Todays plan is to do the Jari Love 1000 calorie workout, and the biggest loser workout. that should kick my ass, and get me some pounds lost. I think I will do either of those (or both) every day for the next two weeks. Tomorrow, I am planning on doing a swim and gym with my bestie as well.

Wednesday, October 5, 2011

Back... and devastated

Back from our trip to Edmonton. I did all the right things, I got a hotel room with a kitchen, we ate out only 2 times (while we were on the road) I followed the plan to the LETTER. I worked out in the exercise rooms and swam in the pools every day. I come home yesterday, and went right to HM because I had a bad feeling, and I wanted to get it over with... 


213.8


I cried. Well cried isn't the right word... I bawled. I am so hard on myself, and I want to succeed soo bad. I cannot handle when the number goes up. I feel so bad for the girl I saw yesterday, I have broken down twice with her. She reassured me that it was most likely water retention, as it was really hard to get my water in while on the road. 

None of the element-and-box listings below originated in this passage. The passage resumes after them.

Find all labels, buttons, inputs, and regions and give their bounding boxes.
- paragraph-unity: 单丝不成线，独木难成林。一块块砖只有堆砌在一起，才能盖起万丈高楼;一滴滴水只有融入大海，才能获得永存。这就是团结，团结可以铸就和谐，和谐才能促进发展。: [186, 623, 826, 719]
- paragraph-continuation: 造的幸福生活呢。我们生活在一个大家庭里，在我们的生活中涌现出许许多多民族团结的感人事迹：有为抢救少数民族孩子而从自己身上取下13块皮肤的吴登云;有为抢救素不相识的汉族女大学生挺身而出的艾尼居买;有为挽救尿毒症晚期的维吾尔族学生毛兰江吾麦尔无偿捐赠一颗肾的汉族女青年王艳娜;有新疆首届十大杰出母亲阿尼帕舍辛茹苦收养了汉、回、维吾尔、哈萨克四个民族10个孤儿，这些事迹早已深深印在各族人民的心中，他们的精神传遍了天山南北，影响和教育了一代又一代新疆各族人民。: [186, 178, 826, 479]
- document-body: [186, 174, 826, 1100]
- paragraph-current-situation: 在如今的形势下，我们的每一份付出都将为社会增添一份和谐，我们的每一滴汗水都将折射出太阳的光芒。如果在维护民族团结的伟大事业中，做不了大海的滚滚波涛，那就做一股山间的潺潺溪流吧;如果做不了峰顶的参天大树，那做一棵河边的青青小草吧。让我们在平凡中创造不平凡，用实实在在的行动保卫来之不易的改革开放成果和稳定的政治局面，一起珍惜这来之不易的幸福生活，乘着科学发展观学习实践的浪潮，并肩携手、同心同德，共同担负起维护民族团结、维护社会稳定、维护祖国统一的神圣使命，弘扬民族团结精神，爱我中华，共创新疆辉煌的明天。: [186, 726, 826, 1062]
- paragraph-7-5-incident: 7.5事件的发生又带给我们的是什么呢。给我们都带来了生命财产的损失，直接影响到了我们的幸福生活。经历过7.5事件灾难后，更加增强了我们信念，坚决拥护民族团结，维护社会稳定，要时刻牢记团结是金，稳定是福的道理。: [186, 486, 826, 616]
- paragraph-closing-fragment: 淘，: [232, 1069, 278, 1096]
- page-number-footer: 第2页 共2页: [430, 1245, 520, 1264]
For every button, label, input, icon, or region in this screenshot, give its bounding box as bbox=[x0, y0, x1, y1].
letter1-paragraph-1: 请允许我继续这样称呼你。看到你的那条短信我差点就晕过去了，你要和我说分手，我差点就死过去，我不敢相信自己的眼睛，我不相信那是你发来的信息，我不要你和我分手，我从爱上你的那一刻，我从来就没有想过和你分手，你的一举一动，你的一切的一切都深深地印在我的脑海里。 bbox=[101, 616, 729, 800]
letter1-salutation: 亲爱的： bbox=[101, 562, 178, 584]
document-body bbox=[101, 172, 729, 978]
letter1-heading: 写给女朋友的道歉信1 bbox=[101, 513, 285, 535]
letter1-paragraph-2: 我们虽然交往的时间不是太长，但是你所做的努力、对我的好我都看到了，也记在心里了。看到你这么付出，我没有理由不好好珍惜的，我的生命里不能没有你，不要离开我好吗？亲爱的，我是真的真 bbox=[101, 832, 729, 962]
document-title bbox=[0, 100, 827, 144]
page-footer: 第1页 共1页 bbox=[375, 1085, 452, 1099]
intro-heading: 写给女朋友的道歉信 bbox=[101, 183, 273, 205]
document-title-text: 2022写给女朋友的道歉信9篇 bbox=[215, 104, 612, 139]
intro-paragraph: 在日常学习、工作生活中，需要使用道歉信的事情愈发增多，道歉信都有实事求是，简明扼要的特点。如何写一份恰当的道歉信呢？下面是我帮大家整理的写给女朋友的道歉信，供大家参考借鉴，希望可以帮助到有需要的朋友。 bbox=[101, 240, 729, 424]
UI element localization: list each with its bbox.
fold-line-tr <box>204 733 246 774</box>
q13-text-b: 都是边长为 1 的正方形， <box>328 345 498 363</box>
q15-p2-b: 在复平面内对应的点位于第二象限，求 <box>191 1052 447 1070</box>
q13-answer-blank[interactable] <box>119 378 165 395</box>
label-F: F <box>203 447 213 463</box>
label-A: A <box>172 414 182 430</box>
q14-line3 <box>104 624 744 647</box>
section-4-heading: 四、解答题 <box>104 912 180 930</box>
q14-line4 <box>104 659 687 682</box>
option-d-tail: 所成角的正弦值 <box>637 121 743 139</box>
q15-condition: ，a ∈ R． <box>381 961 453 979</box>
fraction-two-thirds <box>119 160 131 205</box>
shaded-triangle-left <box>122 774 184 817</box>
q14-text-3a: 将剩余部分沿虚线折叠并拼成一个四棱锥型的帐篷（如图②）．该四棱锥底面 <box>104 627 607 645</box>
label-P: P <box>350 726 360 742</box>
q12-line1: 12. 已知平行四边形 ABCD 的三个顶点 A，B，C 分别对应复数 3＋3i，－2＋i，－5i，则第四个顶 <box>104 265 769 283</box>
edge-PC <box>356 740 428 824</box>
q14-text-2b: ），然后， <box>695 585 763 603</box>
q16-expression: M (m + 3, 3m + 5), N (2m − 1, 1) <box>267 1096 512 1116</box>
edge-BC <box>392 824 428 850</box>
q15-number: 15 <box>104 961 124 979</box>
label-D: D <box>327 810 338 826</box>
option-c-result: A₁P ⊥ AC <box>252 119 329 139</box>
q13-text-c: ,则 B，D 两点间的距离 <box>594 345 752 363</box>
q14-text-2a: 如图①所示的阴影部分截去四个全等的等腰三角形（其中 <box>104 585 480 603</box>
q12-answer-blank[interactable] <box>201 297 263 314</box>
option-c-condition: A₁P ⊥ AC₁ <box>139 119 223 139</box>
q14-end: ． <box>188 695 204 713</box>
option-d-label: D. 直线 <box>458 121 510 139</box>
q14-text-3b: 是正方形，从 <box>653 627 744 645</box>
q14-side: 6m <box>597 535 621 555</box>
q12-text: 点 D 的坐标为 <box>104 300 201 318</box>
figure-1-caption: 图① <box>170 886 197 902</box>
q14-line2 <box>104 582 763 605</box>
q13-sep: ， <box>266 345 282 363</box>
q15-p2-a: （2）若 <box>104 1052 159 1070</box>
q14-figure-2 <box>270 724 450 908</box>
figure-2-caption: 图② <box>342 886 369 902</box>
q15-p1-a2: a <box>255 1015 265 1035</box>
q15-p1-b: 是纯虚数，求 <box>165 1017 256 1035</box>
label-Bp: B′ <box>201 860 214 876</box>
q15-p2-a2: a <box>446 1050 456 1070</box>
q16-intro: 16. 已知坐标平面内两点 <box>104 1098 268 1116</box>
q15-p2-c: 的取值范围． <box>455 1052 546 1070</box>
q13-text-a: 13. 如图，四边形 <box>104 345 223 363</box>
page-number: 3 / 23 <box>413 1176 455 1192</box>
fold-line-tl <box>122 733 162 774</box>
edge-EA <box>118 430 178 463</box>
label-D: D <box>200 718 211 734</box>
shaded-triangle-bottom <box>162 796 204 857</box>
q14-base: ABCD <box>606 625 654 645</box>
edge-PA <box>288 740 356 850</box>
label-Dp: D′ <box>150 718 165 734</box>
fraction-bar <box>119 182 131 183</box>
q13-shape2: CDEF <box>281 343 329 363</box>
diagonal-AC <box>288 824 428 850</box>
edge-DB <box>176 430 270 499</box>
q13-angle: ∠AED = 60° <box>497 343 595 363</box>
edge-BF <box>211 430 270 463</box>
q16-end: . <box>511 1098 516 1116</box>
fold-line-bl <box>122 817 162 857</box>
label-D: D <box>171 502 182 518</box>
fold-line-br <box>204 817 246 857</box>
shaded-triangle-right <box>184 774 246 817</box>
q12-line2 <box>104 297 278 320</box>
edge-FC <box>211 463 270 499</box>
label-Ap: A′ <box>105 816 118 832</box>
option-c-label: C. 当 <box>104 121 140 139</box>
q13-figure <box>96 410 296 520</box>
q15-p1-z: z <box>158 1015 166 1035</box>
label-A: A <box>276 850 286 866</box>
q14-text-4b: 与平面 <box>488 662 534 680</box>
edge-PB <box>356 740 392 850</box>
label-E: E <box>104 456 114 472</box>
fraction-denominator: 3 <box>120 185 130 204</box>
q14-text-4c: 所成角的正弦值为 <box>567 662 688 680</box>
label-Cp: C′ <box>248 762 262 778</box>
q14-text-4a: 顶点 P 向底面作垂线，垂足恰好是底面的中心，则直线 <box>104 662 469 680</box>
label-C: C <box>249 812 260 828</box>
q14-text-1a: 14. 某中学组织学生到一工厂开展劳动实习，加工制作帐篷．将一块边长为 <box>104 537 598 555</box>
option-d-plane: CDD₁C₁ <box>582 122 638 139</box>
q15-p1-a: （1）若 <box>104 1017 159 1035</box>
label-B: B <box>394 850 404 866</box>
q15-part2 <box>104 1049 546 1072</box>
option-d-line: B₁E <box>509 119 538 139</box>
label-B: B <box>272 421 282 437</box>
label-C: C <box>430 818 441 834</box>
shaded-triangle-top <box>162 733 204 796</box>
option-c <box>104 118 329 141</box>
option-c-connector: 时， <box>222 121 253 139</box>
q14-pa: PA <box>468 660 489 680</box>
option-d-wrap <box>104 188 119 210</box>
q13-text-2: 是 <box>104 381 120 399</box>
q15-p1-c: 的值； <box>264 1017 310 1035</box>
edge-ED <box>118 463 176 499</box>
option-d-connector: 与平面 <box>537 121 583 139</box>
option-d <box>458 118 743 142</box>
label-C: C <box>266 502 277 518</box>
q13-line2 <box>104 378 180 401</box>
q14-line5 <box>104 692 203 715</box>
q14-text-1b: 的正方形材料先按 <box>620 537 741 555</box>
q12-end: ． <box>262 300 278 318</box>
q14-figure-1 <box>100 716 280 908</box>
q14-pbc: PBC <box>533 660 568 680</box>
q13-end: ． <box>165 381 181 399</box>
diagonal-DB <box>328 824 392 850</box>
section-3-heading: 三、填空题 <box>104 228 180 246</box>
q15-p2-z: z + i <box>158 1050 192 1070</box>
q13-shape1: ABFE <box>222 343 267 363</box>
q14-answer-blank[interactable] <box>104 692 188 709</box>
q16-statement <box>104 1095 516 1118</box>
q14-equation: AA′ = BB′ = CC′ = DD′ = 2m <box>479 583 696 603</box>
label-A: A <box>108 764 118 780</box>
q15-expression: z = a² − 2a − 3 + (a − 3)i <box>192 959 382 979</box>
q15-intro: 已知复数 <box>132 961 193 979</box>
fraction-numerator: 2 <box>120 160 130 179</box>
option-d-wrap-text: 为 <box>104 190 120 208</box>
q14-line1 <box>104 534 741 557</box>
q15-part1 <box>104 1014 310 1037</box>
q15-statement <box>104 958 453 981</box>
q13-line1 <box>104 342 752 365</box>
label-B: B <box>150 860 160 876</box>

I really wish I could stop being so hard on myself. So now I am slightly behind in my weight loss... and I have to play catch up. I never wanted to be in this position, and I certainly didn't think I would be here so soon in my journey. 

Scott just says, no matter if you lose weight or gain weight, you are still gorgeous to me. How can I be gorgeous to anyone, when I feel like a fat cow. I HATE THIS!!! 

Saturday, October 1, 2011

Ever have one of those days

...weeks. I am in Edmonton, with nothing to do... don't know the area, don't know what is fun to do... Trying very hard to stick to my diet (which is hard when there is so much junk around). I feel like I came here for nothing. :( I thought I would have had some shoots done, but 1 cancelled because she is sick :( and My friend Sabrina had a bad day with her little kitty (Totally understand about the kitty Sab. NOT MAD!!!).

I had the best workout of my life yesterday. Walked around West Edmonton Mall for 5 or 6 hours. WOOOO!! That was a big walk. Then came back to the hotel and made our dinner of veggies and chicken. Then went downstairs and worked out in the hotels gym (sparsely equipped, but it has a treadmill, elliptical, stairclimber, and stationary bike. Then swam for an hour in the pool. I would have swam longer, but I was all by myself in the pool room, and it started to get a little creepy.

Caiden is doing wonderfully. He got to see the sea lion show at West Ed yesterday, and was quite excited about it. He was awesome the whole trip here... He played, read, slept, and watched movies on the iPad.



So I don't know what we are doing today... We haven't decided, but I hope to be able to go to Sabrinas this evening.

I really hope that I don't weigh myself when I get home and have gained... I am so scared of that.